Я подошла к краю могилы и произнесла медленно, но твердо:
– Вы оставили меня и отправились в царство мертвых. Вы ушли, не получив прощение тех, кому причинили вред, и не простив тех, кто причинил вред вам. От имени всех цыган, я, Рони, прощаю вас. Грегор, мой отец, Любов, наш предводитель. Мои братья. – Я назвала всех по именам. И последним: – Джанго, мой нареченный. Я прощаю вас всех и прошу прощения у вас. – Я вынула из кармана мелкие монеты и швырнула их вниз. Затем сняла мои браслеты, включая и тот, с бриллиантами, который я украла у дяди, и тоже бросила их в могилу.
Все вокруг молчали, ожидая продолжения. Я глубоко вздохнула.
– Пусть Божья кара настигнет того, кто это сделал. Мой голос звенел над обугленным полем и отдавался эхом в лесу. Местные жители принялись креститься, и даже Степан Андреевич последовал их примеру.
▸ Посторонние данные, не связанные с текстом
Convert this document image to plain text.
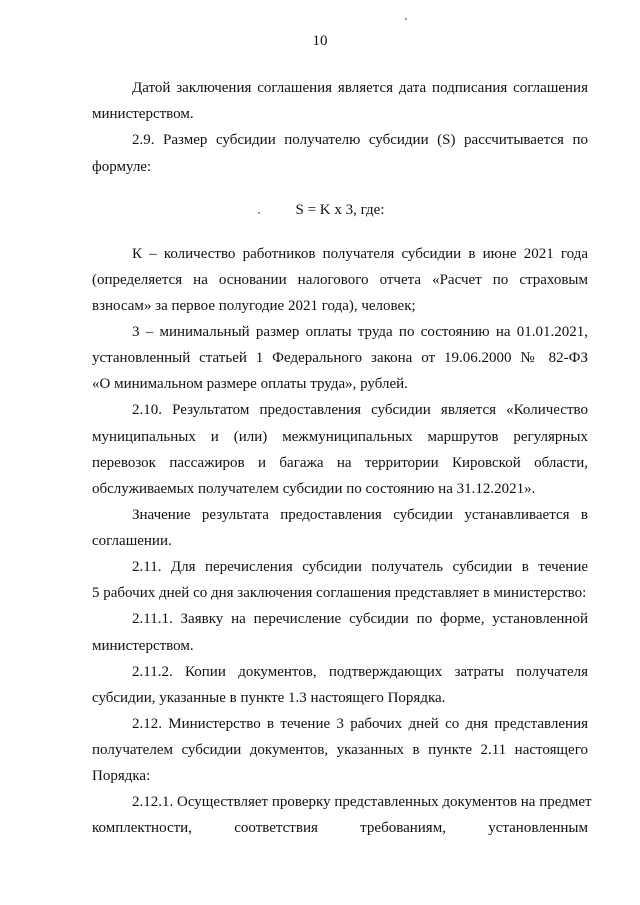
10
Датой заключения соглашения является дата подписания соглашения
министерством.
2.9. Размер субсидии получателю субсидии (S) рассчитывается по
формуле:
S = K x 3, где:
К – количество работников получателя субсидии в июне 2021 года
(определяется на основании налогового отчета «Расчет по страховым
взносам» за первое полугодие 2021 года), человек;
3 – минимальный размер оплаты труда по состоянию на 01.01.2021,
установленный статьей 1 Федерального закона от 19.06.2000 № 82-ФЗ
«О минимальном размере оплаты труда», рублей.
2.10. Результатом предоставления субсидии является «Количество
муниципальных и (или) межмуниципальных маршрутов регулярных
перевозок пассажиров и багажа на территории Кировской области,
обслуживаемых получателем субсидии по состоянию на 31.12.2021».
Значение результата предоставления субсидии устанавливается в
соглашении.
2.11. Для перечисления субсидии получатель субсидии в течение
5 рабочих дней со дня заключения соглашения представляет в министерство:
2.11.1. Заявку на перечисление субсидии по форме, установленной
министерством.
2.11.2. Копии документов, подтверждающих затраты получателя
субсидии, указанные в пункте 1.3 настоящего Порядка.
2.12. Министерство в течение 3 рабочих дней со дня представления
получателем субсидии документов, указанных в пункте 2.11 настоящего
Порядка:
2.12.1. Осуществляет проверку представленных документов на предмет
комплектности, соответствия требованиям, установленным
– Я знаю, что вы были храбры перед лицом смерти. – По моим щекам текли слезы, когда я говорила последнее «прощай». – Я только надеюсь… что тоже смогу быть храброй, когда наступит мой черед. – Я быстро вытерла лицо. – А сейчас я оставляю вас перед Богом.
Я отвернулась от могилы и побрела назад к нашим саням. Запряженные в них лошади выглядели очень грустными. Я рассказала им, что случилось, хотя они уже и так знали. Они всегда все знают. Их бархатистые носы были мягкими и теплыми. Ветер раздувал мои юбки, которые казались нелепо яркими на фоне белого снега. Затем я услышала шаги Сета Гаррета. Его хромота сегодня была очень заметна.
– Прежде чем я уехала к дедушке, – сказала я, не оборачиваясь, – старуха Урсула предсказала мне будущее. Тогда я ей не поверила, но все, что она говорила, сбылось. Я говорю тебе об этом, потому что наши судьбы, твоя и моя, каким-то образом переплетены. Урсула сказала, что я найду свой табор, но не увижу цыган. В то время я не поняла, что это значит, но ведь она была права?
Сет промолчал.
– А последнее, что она предсказала, – это то, что я, Рони, больше не буду цыганкой. И в этом она тоже права. Цыган без табора, словно обломок судна, потерпевшего кораблекрушение. Он ничто. Она права. Я больше не цыганка.
Сет Гаррет пообещал отвезти меня в Одессу – большой портовый город на берегу Черного моря.
Я молчала. Мне было все равно, куда мы едем и что со мной произойдет. Россия так и не стала для меня настоящим домом. Я знала в ней только цыганский табор, а он навсегда исчез из моей жизни.
Три дня я скорбела, отказываясь от еды и сна. Ночами я сидела перед печкой, раскачиваясь из стороны в сторону, вздыхала и стонала. Собаки тут же начинали скулить, а местные жители с подозрением косились на меня и крестились. Я же ни с кем не разговаривала, не причесывалась и не умывалась.